Il y a cinq jours que L’INSTAT, l’institut public des statistiques en Albanie « a eu le plaisir de publier les résultats du recensement pour 2023 ». L’Albanie compte 2.4 millions d’habitants. Il y a 420 000 habitants en moins par rapport à 2011, c’est-à-dire qu’il y a une fuite de 32 000 habitants par an, soit 88 par jour. L’âge moyen est de 42.5 ans, sept ans de plus qu’en 2011, presque un quart des habitants (667 000) ont plus de 60 ans. 32% des habitants du pays vivent à Tirana, ce grand cumulus nimbus qui aspire et concentre toute la richesse matérielle et humaine d’Albanie pour les mettre dans les poches des élites. 99.4% sont des Albanais, 23 000 des Grecs, 20 00 Roms et Égyptiens, avec une étonnante progression des Bulgares – 7000. Cela s’explique pourtant facilement. La minorité macédonienne en Albanie est sous la contrainte de se déclarer bulgare pour profiter du passeport bulgare et donc européen. La Bulgarie a bloqué le processus d’intégration de la Macédoine à l’Europe – « Macédoine du Nord » pour faire plaisir à la Grèce – car elle prétend que la Macédoine doit changer une partie de son histoire officielle pour se rapprocher de l’histoire bulgare. Merci Union Européenne, en 34 ans seulement, tu nous as réduits à la pénurie spirituelle et humaine, c’était ça le prix à payer pour notre communisme passé ?!
Hier on a fêté en silence l’anniversaire de la plus grande migration des Albanais vers l’Occident. Pendant la nuit de 2 juillet 1990 les Albanais ont commencé à traverser les murs des ambassades occidentales à Tirana. J’avais dix ans et j’étais là tout seul, de l’autre côté de la rue à regarder les centaines de gens bloqués à l’intérieur des ambassades, entourés par la police et les membres de la famille qui leur jetaient de la bouffe. C’est à ce moment précis de puissance littéraire que j’ai senti l’énorme désir d’écrire, devenir travailleur dans les mines de la réalité. Mais comme mes patriotes plébéiens dispersés un peu partout, je suis toujours dans la rue en train de coller ensemble les fragments de diverses réalités comme un archéologue ramasse les restes de la matér-réalité de jadis. La plus grande atrocité infligée aux humains c’est l’hégémonie des puissants qui leur imposent une pseudo- réalité dont le but ultime n’est pas simplement le remplacement ou le renouvellement décoratif des réalités mais plutôt la destruction de la réalité, la seule terre de résistance, de vie et de lutte.
A propos de littérature et de l’Albanie, hier la télé a annoncé la mort d’Ismaïl Kadaré à Tirana, à l’âge de 88 ans. On peut dire plein de choses sur lui et son œuvre écrite essentiellement pendant le régime communiste en Albanie mais je pense qu’il a eu raison de parcourir sa vie entière comment il le voulait et le pouvait, avec ses choix et les contraintes qui s’imposaient sur lui, avec les valeurs et défauts de son œuvre.
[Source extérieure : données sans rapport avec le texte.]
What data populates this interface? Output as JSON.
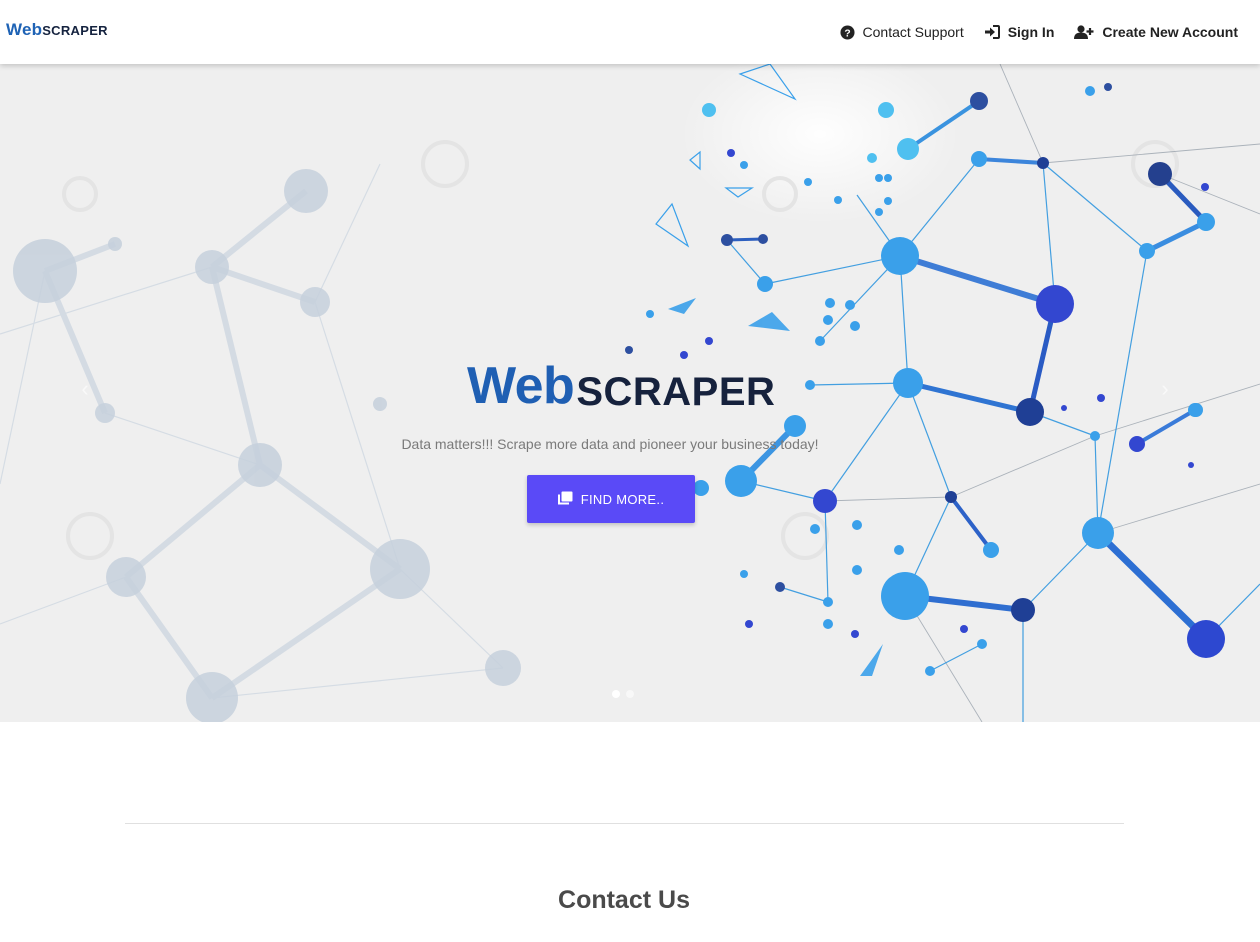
{
  "navbar": {
    "brand": {
      "web": "Web",
      "scraper": "SCRAPER"
    },
    "links": [
      {
        "label": "Contact Support",
        "icon": "question-circle-icon"
      },
      {
        "label": "Sign In",
        "icon": "sign-in-icon"
      },
      {
        "label": "Create New Account",
        "icon": "user-plus-icon"
      }
    ]
  },
  "hero": {
    "logo": {
      "web": "Web",
      "scraper": "SCRAPER"
    },
    "tagline": "Data matters!!! Scrape more data and pioneer your business today!",
    "cta_label": "FIND MORE..",
    "cta_icon": "clone-icon",
    "prev_icon": "chevron-left-icon",
    "next_icon": "chevron-right-icon",
    "slide_count": 2,
    "active_slide": 1
  },
  "contact": {
    "title": "Contact Us"
  },
  "colors": {
    "accent": "#5a4af7",
    "brand_blue": "#1f63b5",
    "brand_dark": "#15233f"
  }
}
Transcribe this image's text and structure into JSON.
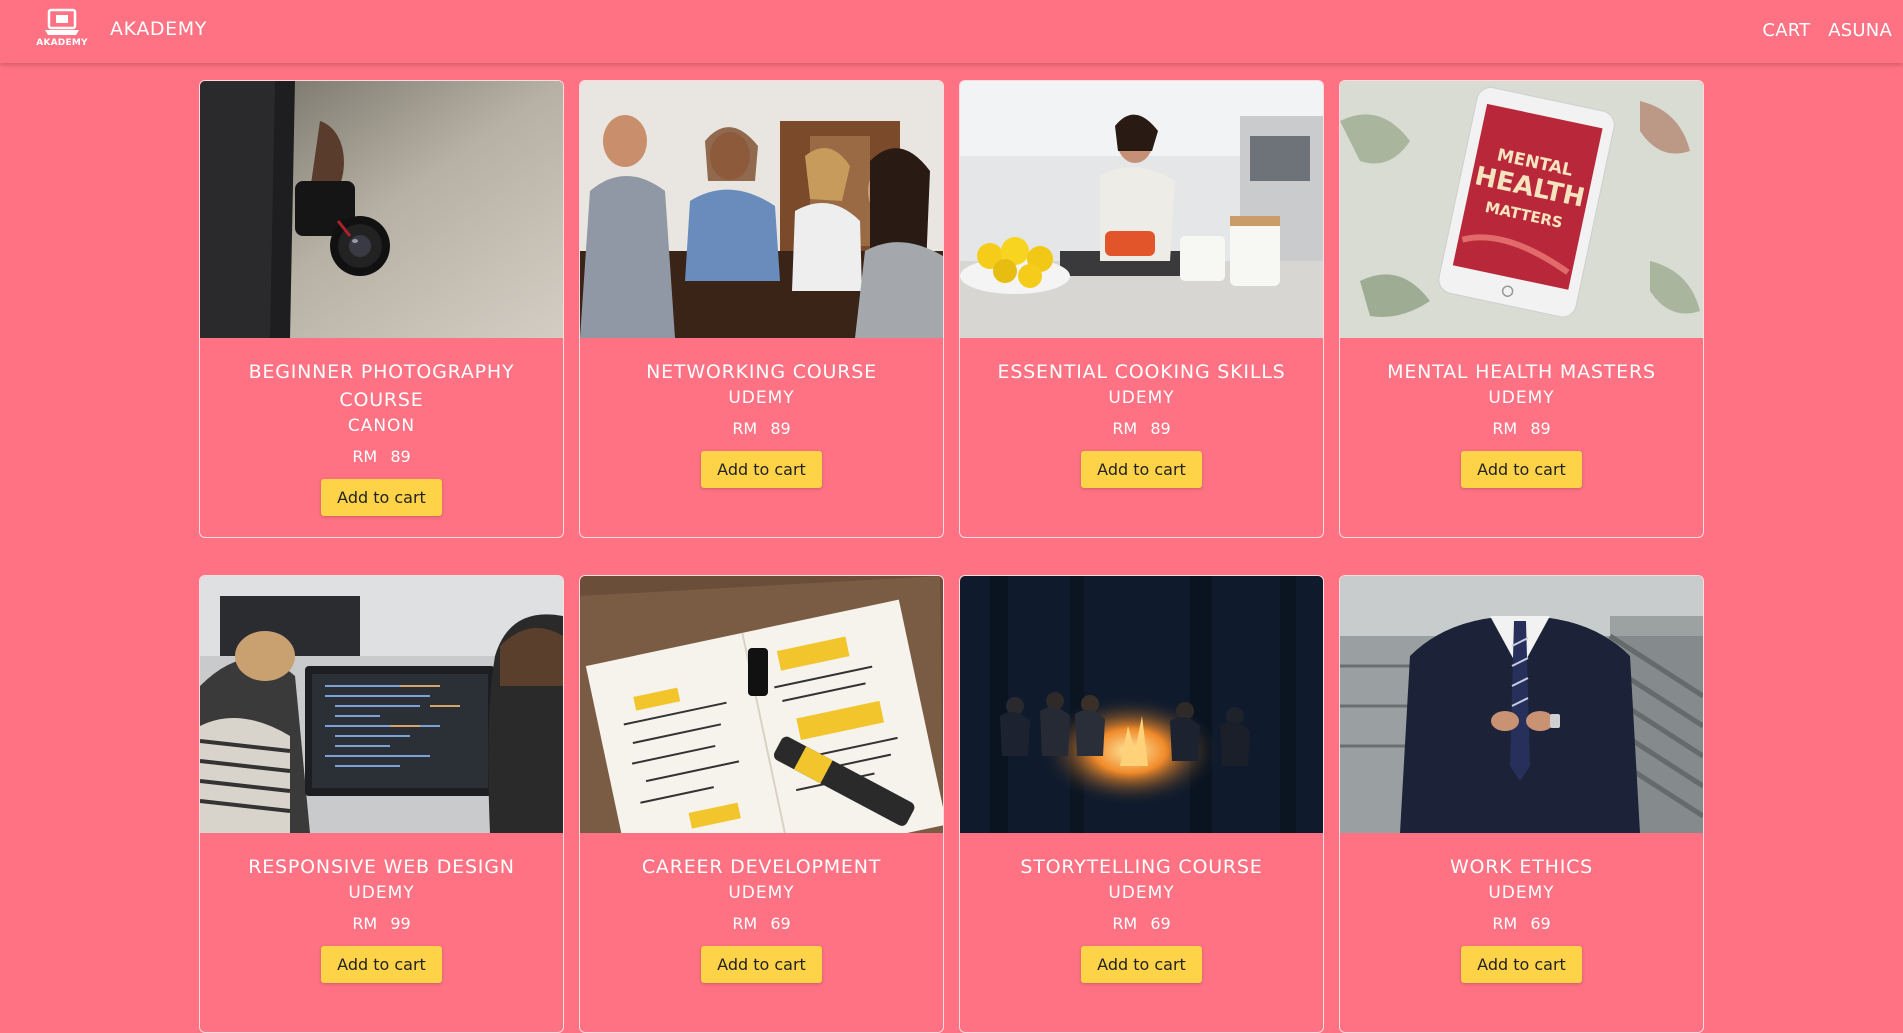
{
  "navbar": {
    "logo_text": "AKADEMY",
    "brand": "AKADEMY",
    "links": [
      "CART",
      "ASUNA"
    ]
  },
  "courses": [
    {
      "title": "BEGINNER PHOTOGRAPHY COURSE",
      "provider": "CANON",
      "currency": "RM",
      "price": "89",
      "button": "Add to cart",
      "image": "camera-photo"
    },
    {
      "title": "NETWORKING COURSE",
      "provider": "UDEMY",
      "currency": "RM",
      "price": "89",
      "button": "Add to cart",
      "image": "people-meeting-photo"
    },
    {
      "title": "ESSENTIAL COOKING SKILLS",
      "provider": "UDEMY",
      "currency": "RM",
      "price": "89",
      "button": "Add to cart",
      "image": "kitchen-cooking-photo"
    },
    {
      "title": "MENTAL HEALTH MASTERS",
      "provider": "UDEMY",
      "currency": "RM",
      "price": "89",
      "button": "Add to cart",
      "image": "tablet-mental-health-photo",
      "image_text": [
        "MENTAL",
        "HEALTH",
        "MATTERS"
      ]
    },
    {
      "title": "RESPONSIVE WEB DESIGN",
      "provider": "UDEMY",
      "currency": "RM",
      "price": "99",
      "button": "Add to cart",
      "image": "coding-monitor-photo"
    },
    {
      "title": "CAREER DEVELOPMENT",
      "provider": "UDEMY",
      "currency": "RM",
      "price": "69",
      "button": "Add to cart",
      "image": "notebook-goals-photo"
    },
    {
      "title": "STORYTELLING COURSE",
      "provider": "UDEMY",
      "currency": "RM",
      "price": "69",
      "button": "Add to cart",
      "image": "campfire-photo"
    },
    {
      "title": "WORK ETHICS",
      "provider": "UDEMY",
      "currency": "RM",
      "price": "69",
      "button": "Add to cart",
      "image": "business-suit-photo"
    }
  ],
  "colors": {
    "background": "#fe7283",
    "button": "#ffd348",
    "text": "#ffffff"
  }
}
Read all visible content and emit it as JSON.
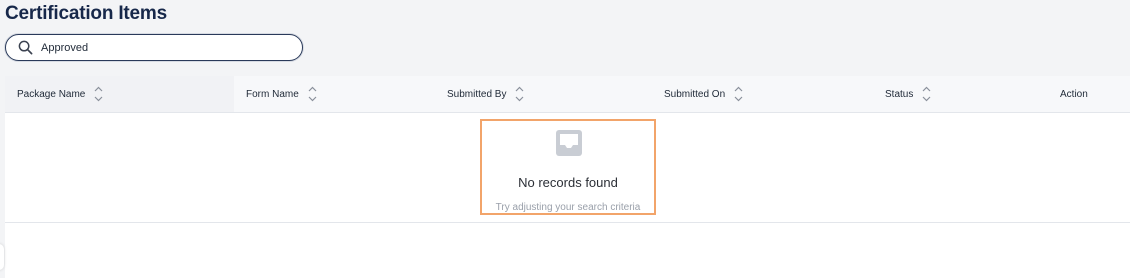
{
  "page": {
    "title": "Certification Items"
  },
  "search": {
    "value": "Approved"
  },
  "table": {
    "columns": [
      {
        "label": "Package Name",
        "sortable": true
      },
      {
        "label": "Form Name",
        "sortable": true
      },
      {
        "label": "Submitted By",
        "sortable": true
      },
      {
        "label": "Submitted On",
        "sortable": true
      },
      {
        "label": "Status",
        "sortable": true
      },
      {
        "label": "Action",
        "sortable": false
      }
    ],
    "rows": [],
    "empty": {
      "title": "No records found",
      "subtitle": "Try adjusting your search criteria",
      "icon": "inbox-icon"
    }
  },
  "colors": {
    "title": "#17284a",
    "empty_highlight": "#f2a46a",
    "background": "#f3f4f6"
  }
}
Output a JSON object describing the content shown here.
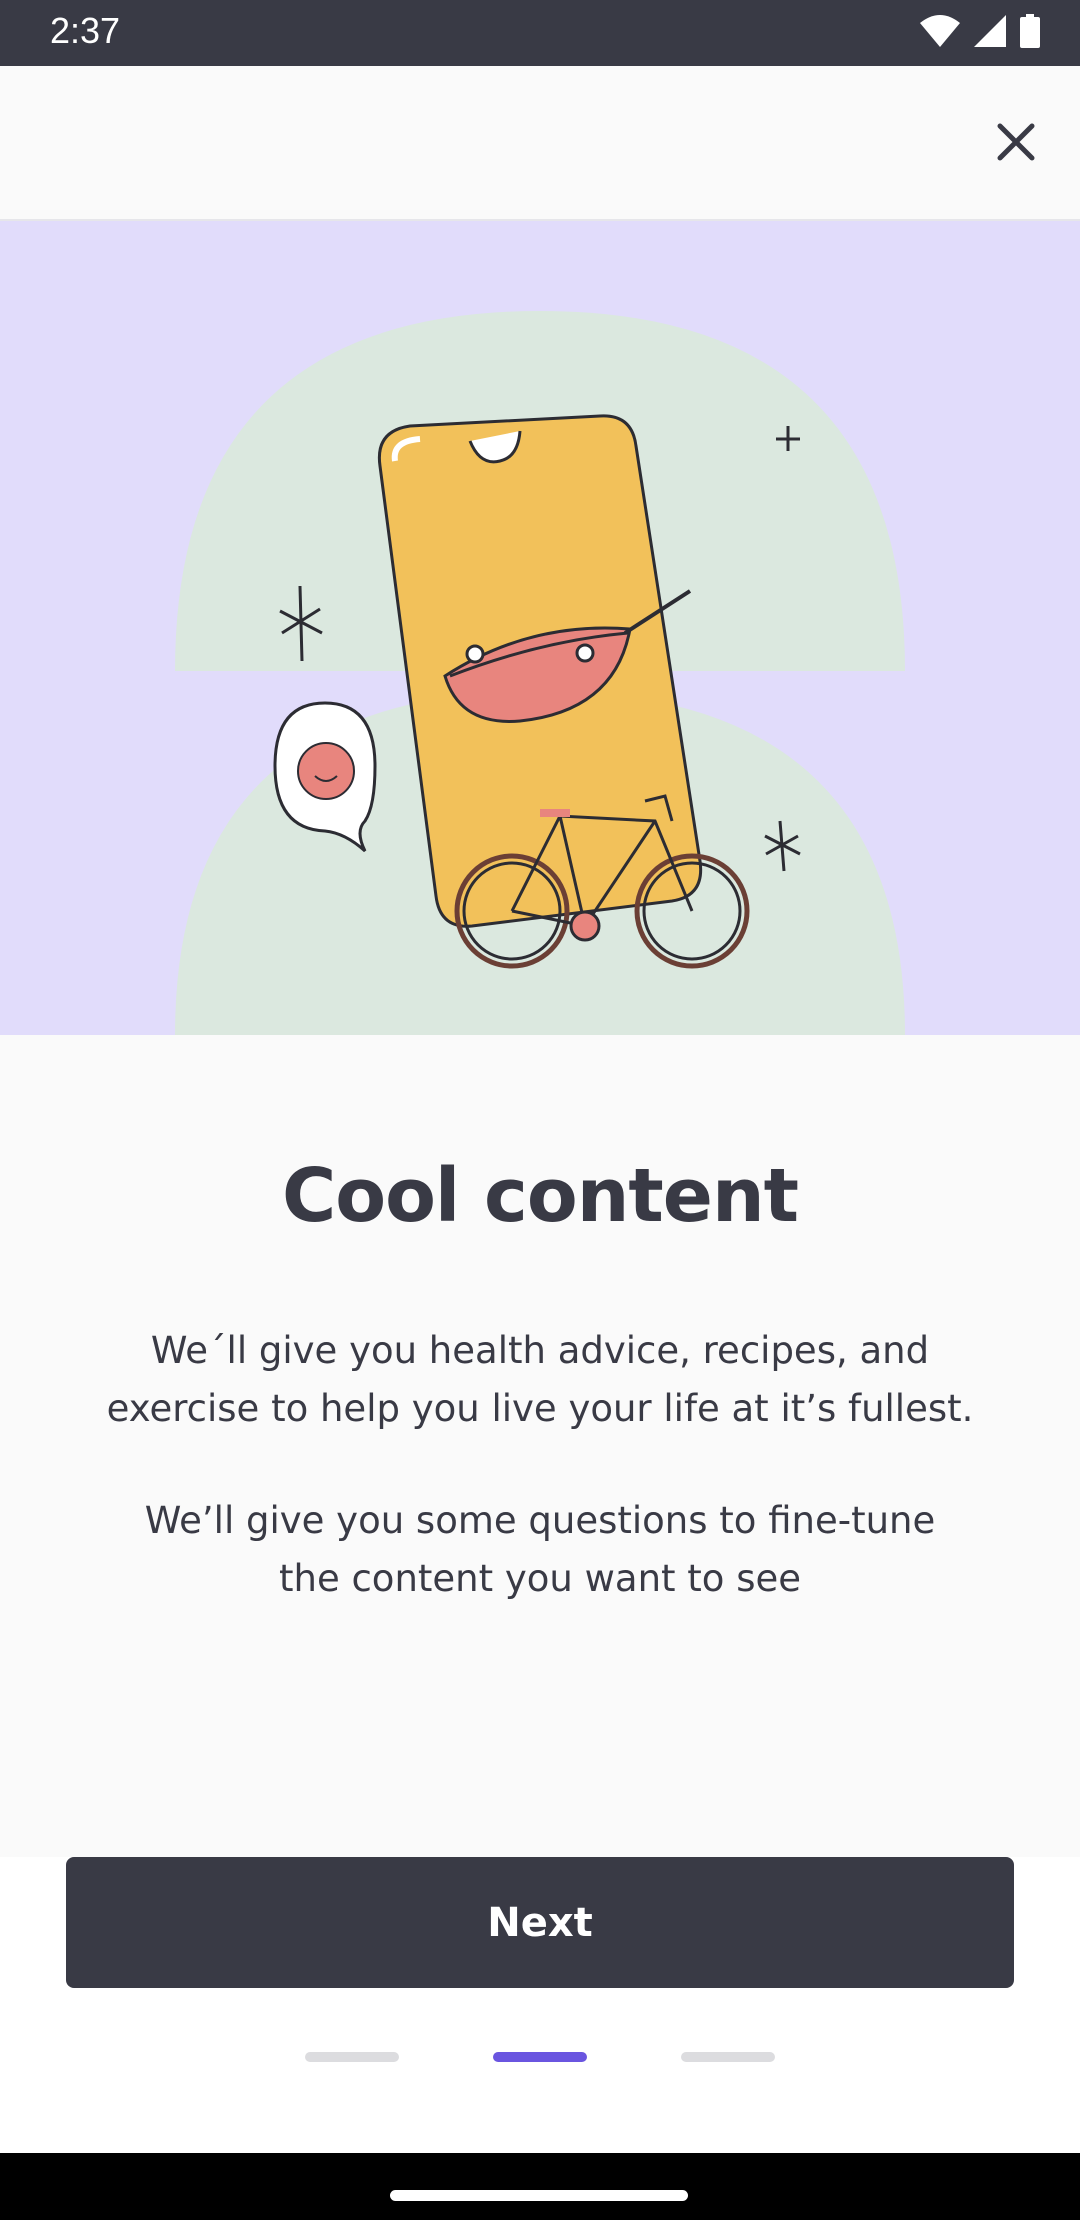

Aujourd’hui il est une affaire politique, un corps otage de la cérémonie étatique, des politiciens et des démagogues qui veulent profiter de lui post-mortem, et qui d’ailleurs ont fait la même chose quand il était vivant. Toutes les affaires politiques sont aussi littéraires et Kadaré a pu décrire la vieille et la moderne histoire de l’Albanie mieux que les autres. Il aurait pu être un écrivant encore plus vivant post-mortem par une Res Gestae Divi Kadaré, la dernière œuvre littéraire d’un homme qui résume sa vie, le pays, son peuple et ses régimes.